= Sayers Croft =

Sayers Croft is a large outdoor 'learning camp' located in the village of Ewhurst, Surrey. It is one of the few remaining 'Camp schools' built by the National Camps Corporation in 1939 to provide fresh air and fun activities for inner city children and offer a refuge for civilian evacuees in the event of war breaking out.

The first occupants of the centre were children from Catford Central and Browhill schools in East London who arrived in May 1940, as the construction work was being completed. The boys, supplemented from other schools as World War II continued, lived at the Centre throughout the war.

After the war, the centre was used to rehabilitate Dutch children following the Nazi occupation of the Netherlands. Sayers Croft began taking groups of children from London on residential visits. The National Camps Corporation was not a success, its assets were subsequently transferred to local authorities. The Centre transferred to the Greater London Council, and was run until 1990 by the Inner London Education Authority. Ownership was later transferred to Westminster City Council, who still run the centre.

In 1996, The Sayers Croft Trust was established as an independent charity with the aim of involving the local community, especially young people, in the enjoyment and care of the environment. By working in partnership with the Sayers Croft field centre, the Trust aims to make all the facilities of Sayers Croft available to those who may otherwise be unable to access them due to physical, financial or social disadvantage. Sayer's Croft nature reserve on land owned by the centre is a Local Nature Reserve.

Over half a million people have visited Sayers Croft. The centre hosts 12,000 visitors annually, from a variety of sources. There is a day visit programme for local schools and a community programme that targets disadvantaged young people. Sayers Croft provides a wide range of opportunities for first hand outdoor learning in a safe environment.

==History==

===Early history===
Sayers Croft is situated on Wealden clay, to the South of the Greensand Ridge. The area is not suitable for agriculture, and so has remained heavily wooded. The Romans built Stane street across the Weald to link Chichester (Noviomagus Reginorum) on the South coast with London and a branch from this principal highway crosses Sayers Croft on its way to the Romano-Celtic temple at Farley Green.
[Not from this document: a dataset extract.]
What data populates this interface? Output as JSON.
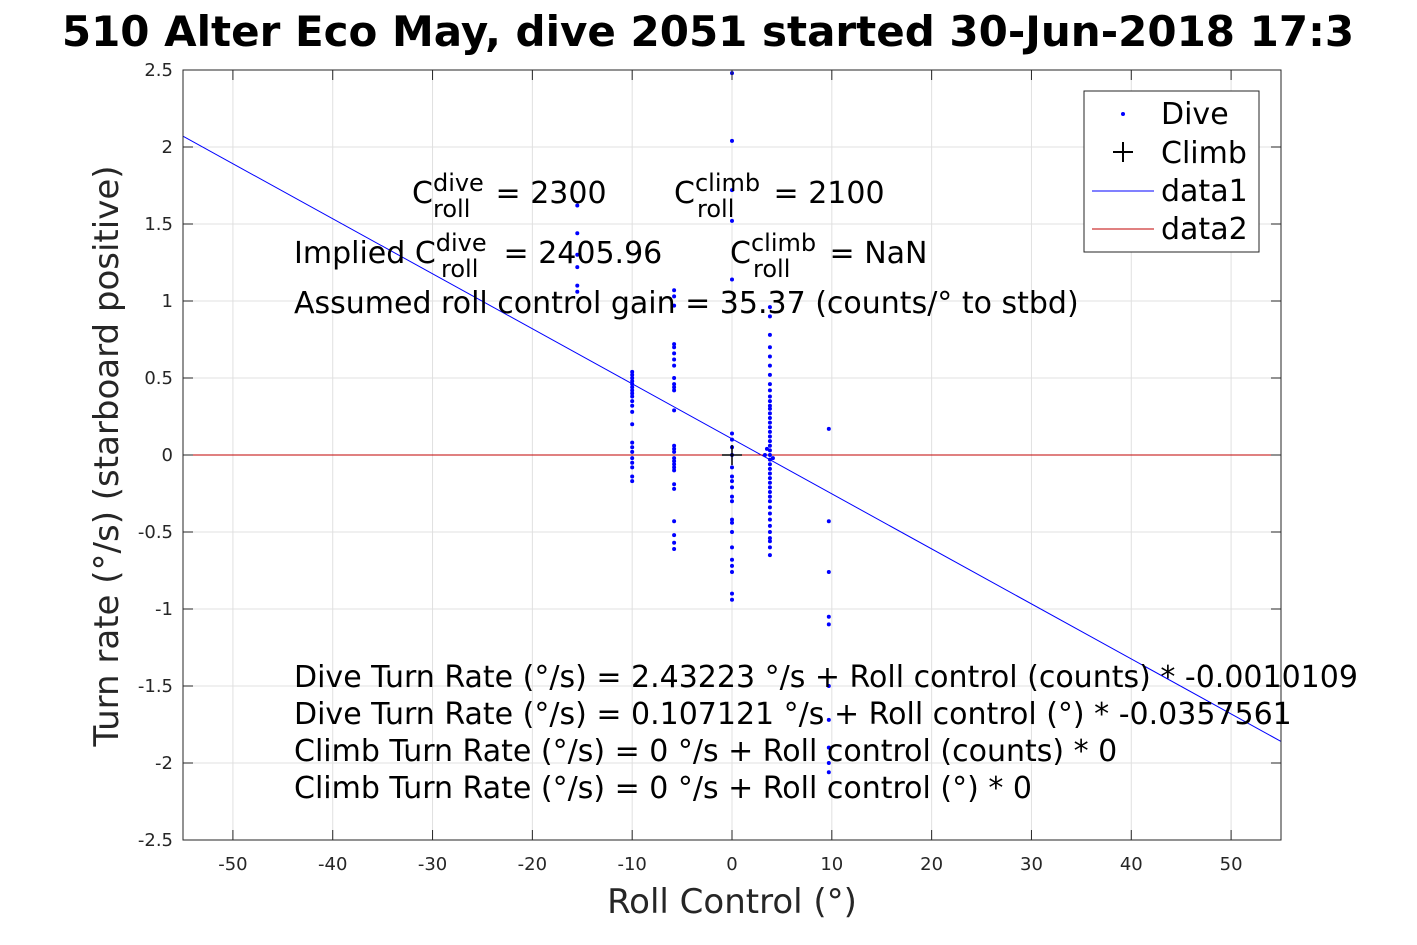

The earliest historical reference to Sayers Croft is in an indenture dated 20 August 1552, which records the sale by Sir Edward Bray, knight, to John Dandy, cowman of Sayers Croft, 3 acres of land for the sum of £8. This document mentions Parsons Wood and also the 'poor field' which is located on the North West Boundary of Sayers Croft Centre and which was purchased and incorporated into the Sayers Croft Local Nature Reserve in 2003. A croft is a small building or small holding and it is likely that the word Sayers is derived from 'Sawyer' a man who cut wood

===The Camps Act 1939===
The bombing of the Basque town of Guernica in Spain by planes of the German Luftwaffe's Condor Legion in 1937 made politicians realise the potential for destruction in British cities should another war with Germany break out in Europe. As tensions continued to grow, a bill was presented to the British parliament in March 1939 to promote and facilitate the construction, maintenance and management of camps of a permanent character". The Bill provided funds for compulsory land purchase and an exemption from Planning restrictions. The camps were to be constructed and administered by the National Camps Corporation, a non-profit making body set up under the Act. A Government letter in 1939 states "I am directed by the Minister of Health to refer to the permanent camps now being erected in England and Wales under the provisions of the Camps Act and to say that he has under consideration the question of whether they should be marked in some distinctive manner to indicate that they are civilian camps, so as to avoid bombing by hostile aircraft in the event of war. In peacetime it is the intention to use these camps as school camps but in time of war they should provide accommodation for some of the civil population evacuated from urban areas" The Camps were to be in quiet attractive, wooded country, so that they would be less obvious from the air, and were not to be built near military or naval establishments, aerodromes or main railway lines. Access was to be good and it would be advantageous to be near a town or village to facilitate catering.
Less than three months after the Camps Bill, on 19 June, work started on the first camp at Overton in Hampshire. It was scheduled to be finished on 31 August but was eventually completed in October. Construction at nineteen other sites began and in reply to a House of Commons question on Tuesday 3 October it was stated "construction is in hand". All of the Camps were to be built from Canadian Cedarwood to standard plans and specification. The architects used were Messrs. Sir John Burnet, Tait and Larne of Montagu place, London. The actual designs were made by the modernist architect Thomas S Tait. Each Camp was to accommodate "348 children in six dormitories, together with a hall, a very large dining room with kitchens attached, 4 classrooms, a hospital block for 7 patients and quarters for camp staff, the camp superintendent, and the Headmaster".
The total cost of building Sayers Croft was £25,968 comprising construction £14,111, services £8,292, site purchase £1,500, legal fees £15, equipment £1,750 and architects fees of £300.